Les parfums, les couleurs et les sons se répondent.

 

Charles Baudelaire, extrait du poème Correspondances (1857

    Voilà plus de quinze ans que je m’efforce d’analyser les rapports unissant le paysage et le cœur de l’homme. D’abord mû par le désir de résoudre un mystère personnel – pourquoi les montagnes ont-elles naguère exercé sur moi un tel attrait que j’aurais pu mourir d’amour pour elle ? – j’en suis venu par la suite à développer un projet de cartographie profonde, en cinq ouvrages et près de mille pages.

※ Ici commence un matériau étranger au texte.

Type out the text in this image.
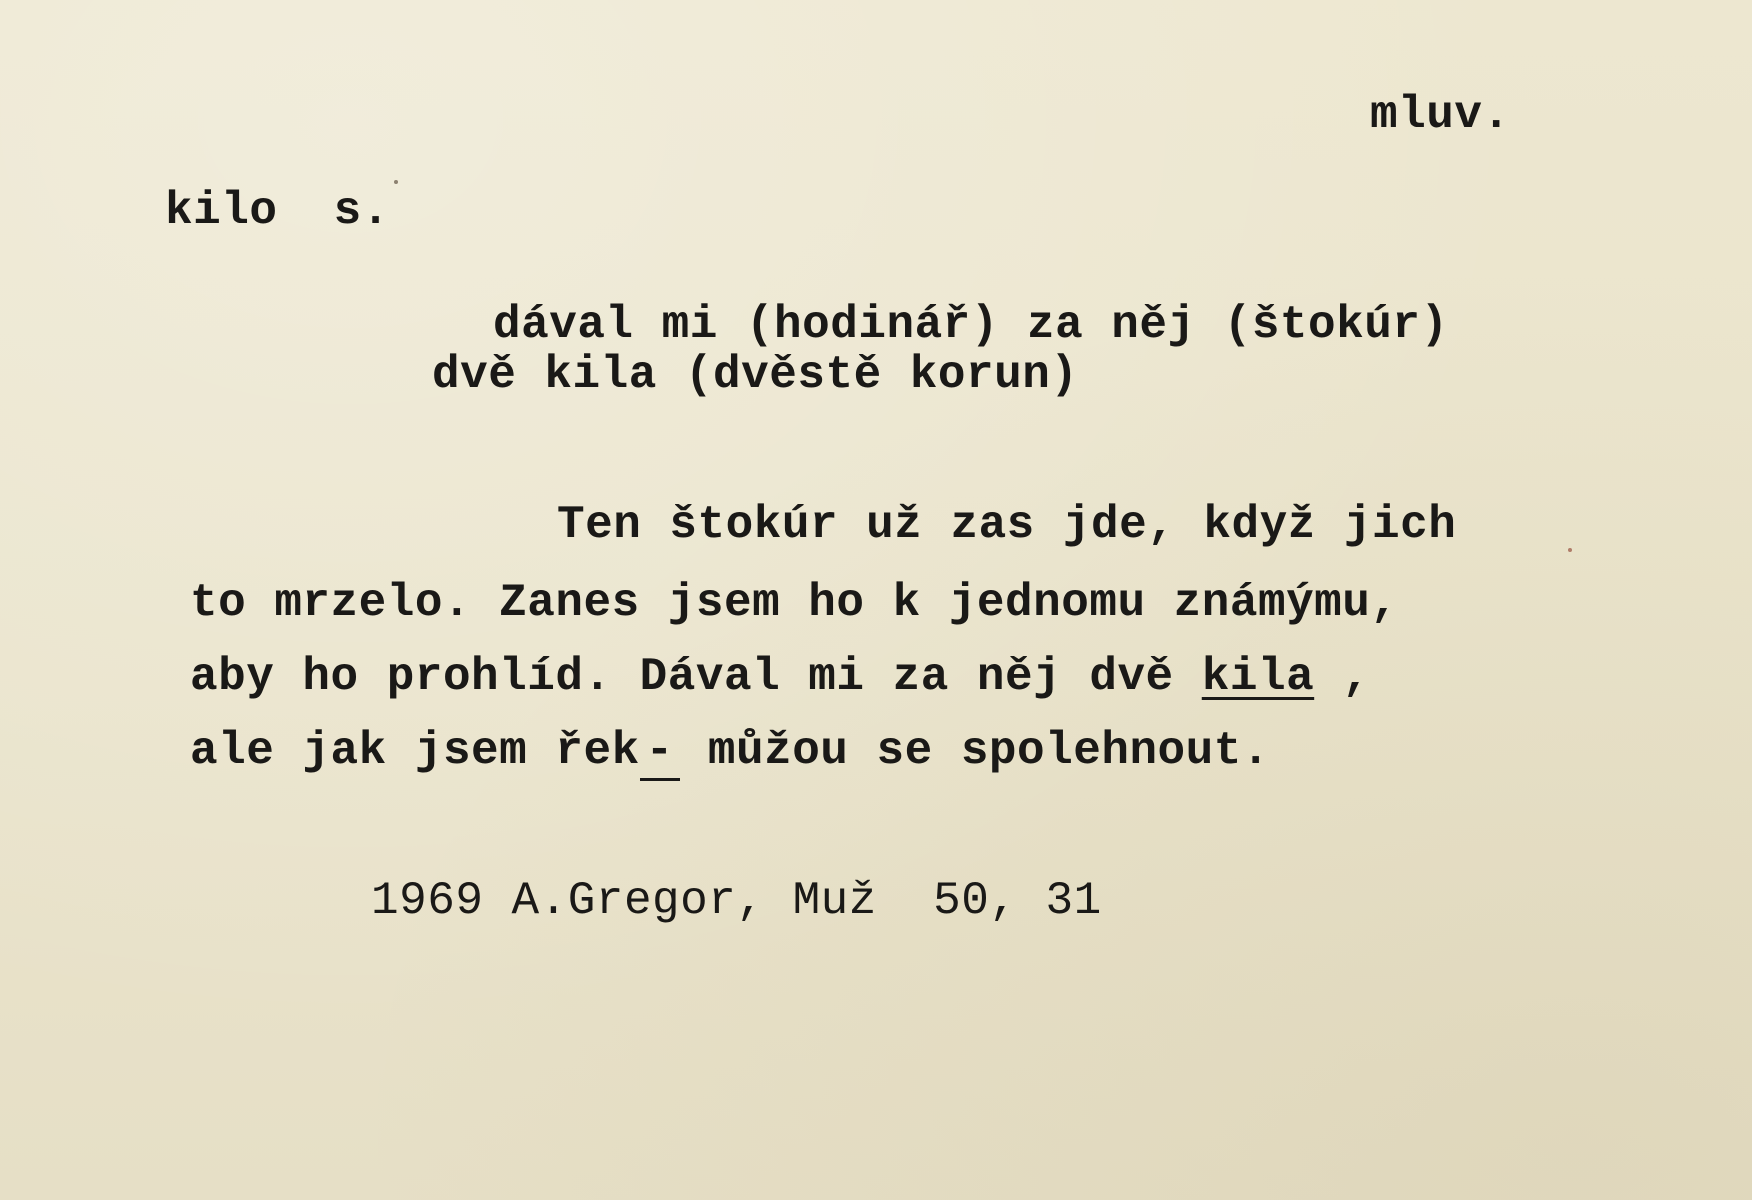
mluv.
kilo  s.
dával mi (hodinář) za něj (štokúr)
dvě kila (dvěstě korun)
Ten štokúr už zas jde, když jich
to mrzelo. Zanes jsem ho k jednomu známýmu,
aby ho prohlíd. Dával mi za něj dvě kila ,
ale jak jsem řek - můžou se spolehnout.
1969 A.Gregor, Muž  50, 31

Parti des sommets enneigés des plus hauts pics du monde, j’ai suivi une trajectoire descendante jusqu’au terminus que devait être l’espace des sous-sols. « La descente t’appelle / comme t’appelait la montée », écrit William Carlos Williams dans l’un de ses derniers poèmes. J’ai dû attendre la seconde moitié de ma vie pour comprendre ces vers. J’ai vu dans le sous-sol des choses que j’espère ne jamais oublier – et d’autres que j’aurais préféré ne jamais voir. Je pensais que ce livre serait le moins humain de mes livres ; à ma grande surprise, il est devenu le plus collectif de tous. S’il est une image qui occupe le centre de la plupart de mes textes antérieurs, c’est celle du pied du marcheur qui tour à tour se soulève et prend appui ; au cœur des pages de ce livre, on trouvera plutôt l’image de la main ouverte, tendue pour saluer, pour réconforter ou pour graver une marque.

 

Mais pourquoi descendre puisque le sous-sol inspire aux hommes de l’aversion, de la terreur, un immédiat malaise physique ?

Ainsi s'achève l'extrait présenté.